Training computers to differentiate between people with the same name

All individuals are unique but millions of people share names. How to distinguish or as it is technically known, disambiguate people with common names and determine which John Smith or Maria Garcia or Wei Zhang or Omar Ali is a specific John Smith, Maria Garcia, Wei Zhang or Omar Ali or even someone previously unidentified?

Two computer scientists from the School of Science at Indiana University-Purdue University Indianapolis and a Purdue University doctoral student have developed a novel-machine learning method to provide better solutions to this perplexing problem. They report that the new method is an improvement on currently existing approaches of name disambiguation because the IUPUI method works on streaming data that enables the identification of previously encountered John Smiths, Maria Garcias, Wei Zhangs and Omar Alis.

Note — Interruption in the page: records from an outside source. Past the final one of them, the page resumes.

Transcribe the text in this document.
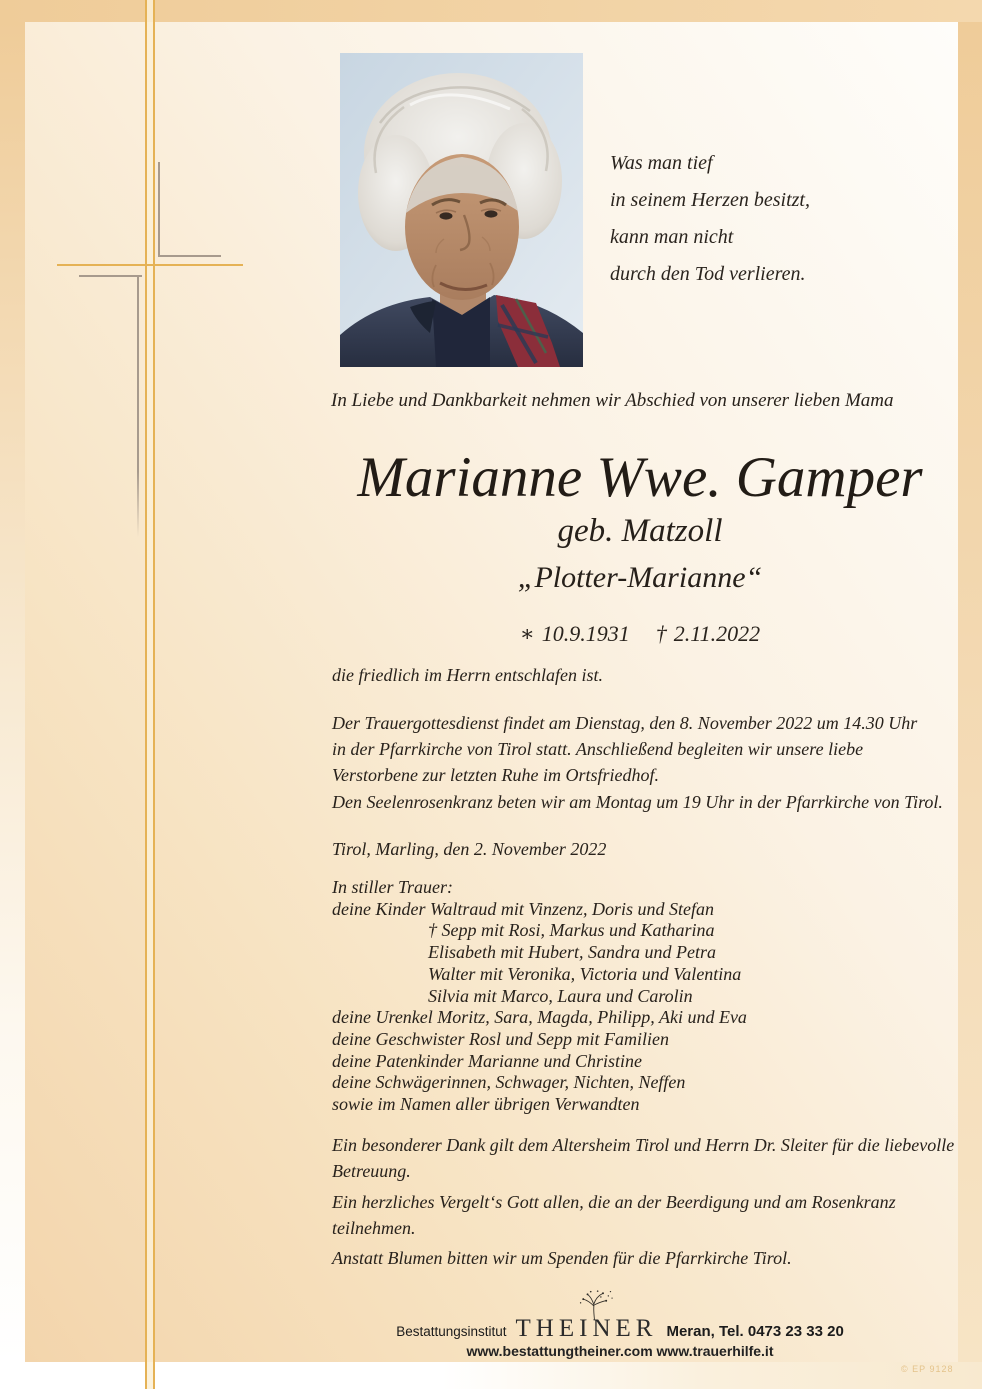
Was man tief
in seinem Herzen besitzt,
kann man nicht
durch den Tod verlieren.
In Liebe und Dankbarkeit nehmen wir Abschied von unserer lieben Mama
Marianne Wwe. Gamper
geb. Matzoll
„Plotter-Marianne“
∗ 10.9.1931 † 2.11.2022
die friedlich im Herrn entschlafen ist.
Der Trauergottesdienst findet am Dienstag, den 8. November 2022 um 14.30 Uhr
in der Pfarrkirche von Tirol statt. Anschließend begleiten wir unsere liebe
Verstorbene zur letzten Ruhe im Ortsfriedhof.
Den Seelenrosenkranz beten wir am Montag um 19 Uhr in der Pfarrkirche von Tirol.
Tirol, Marling, den 2. November 2022
In stiller Trauer:
deine Kinder Waltraud mit Vinzenz, Doris und Stefan
† Sepp mit Rosi, Markus und Katharina
Elisabeth mit Hubert, Sandra und Petra
Walter mit Veronika, Victoria und Valentina
Silvia mit Marco, Laura und Carolin
deine Urenkel Moritz, Sara, Magda, Philipp, Aki und Eva
deine Geschwister Rosl und Sepp mit Familien
deine Patenkinder Marianne und Christine
deine Schwägerinnen, Schwager, Nichten, Neffen
sowie im Namen aller übrigen Verwandten
Ein besonderer Dank gilt dem Altersheim Tirol und Herrn Dr. Sleiter für die liebevolle
Betreuung.
Ein herzliches Vergelt‘s Gott allen, die an der Beerdigung und am Rosenkranz
teilnehmen.
Anstatt Blumen bitten wir um Spenden für die Pfarrkirche Tirol.
Bestattungsinstitut THEINER Meran, Tel. 0473 23 33 20
www.bestattungtheiner.com www.trauerhilfe.it
© EP 9128
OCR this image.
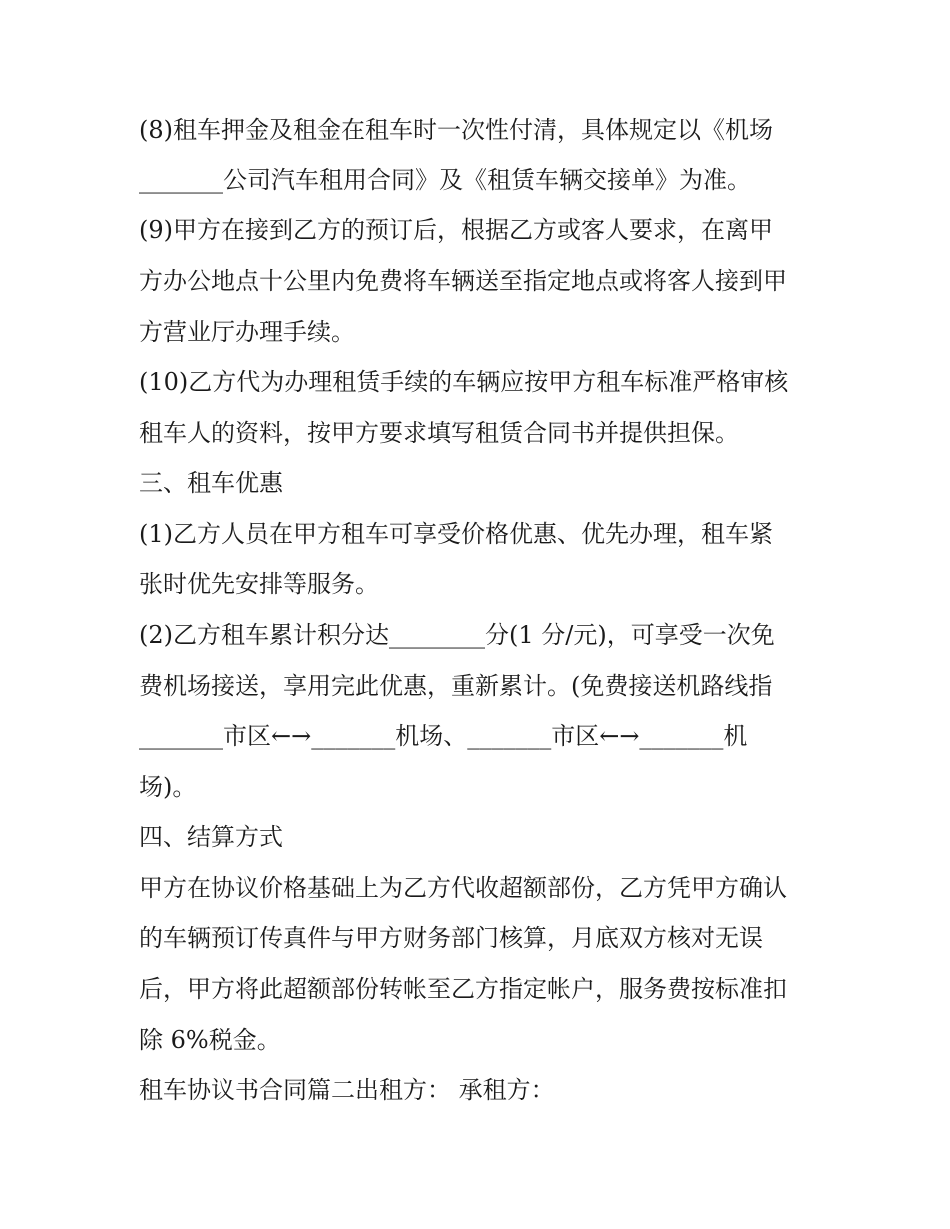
(8)租车押金及租金在租车时一次性付清，具体规定以《机场
_______公司汽车租用合同》及《租赁车辆交接单》为准。
(9)甲方在接到乙方的预订后，根据乙方或客人要求，在离甲
方办公地点十公里内免费将车辆送至指定地点或将客人接到甲
方营业厅办理手续。
(10)乙方代为办理租赁手续的车辆应按甲方租车标准严格审核
租车人的资料，按甲方要求填写租赁合同书并提供担保。
三、租车优惠
(1)乙方人员在甲方租车可享受价格优惠、优先办理，租车紧
张时优先安排等服务。
(2)乙方租车累计积分达________分(1 分/元)，可享受一次免
费机场接送，享用完此优惠，重新累计。(免费接送机路线指
_______市区←→_______机场、_______市区←→_______机
场)。
四、结算方式
甲方在协议价格基础上为乙方代收超额部份，乙方凭甲方确认
的车辆预订传真件与甲方财务部门核算，月底双方核对无误
后，甲方将此超额部份转帐至乙方指定帐户，服务费按标准扣
除 6%税金。
租车协议书合同篇二出租方： 承租方：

“Bayesian Non-Exhaustive Classification. A Case Study: Online Name Disambiguation using Temporal Record Streams” by Baichuan Zhang, Murat Dundar and Mohammad al Hasan is published in Proceedings of the 25th International Conference on Information and Knowledge Management. Zhang is a Purdue graduate student.

Machine learning employs algorithms sets of steps to train computers to classify records belonging to different classes. Algorithms are developed to review data, to learn patterns or features from the data, and to enable the computer to learn a model that encodes the relationship between patterns and classes so that future records can be correctly classified. In the new study, for a given name value, computers were “trained” by using records of different individuals with that name to build a model that distinguishes between individuals with that name, even individuals about whom information had not been included in the training data previously provided to the computer.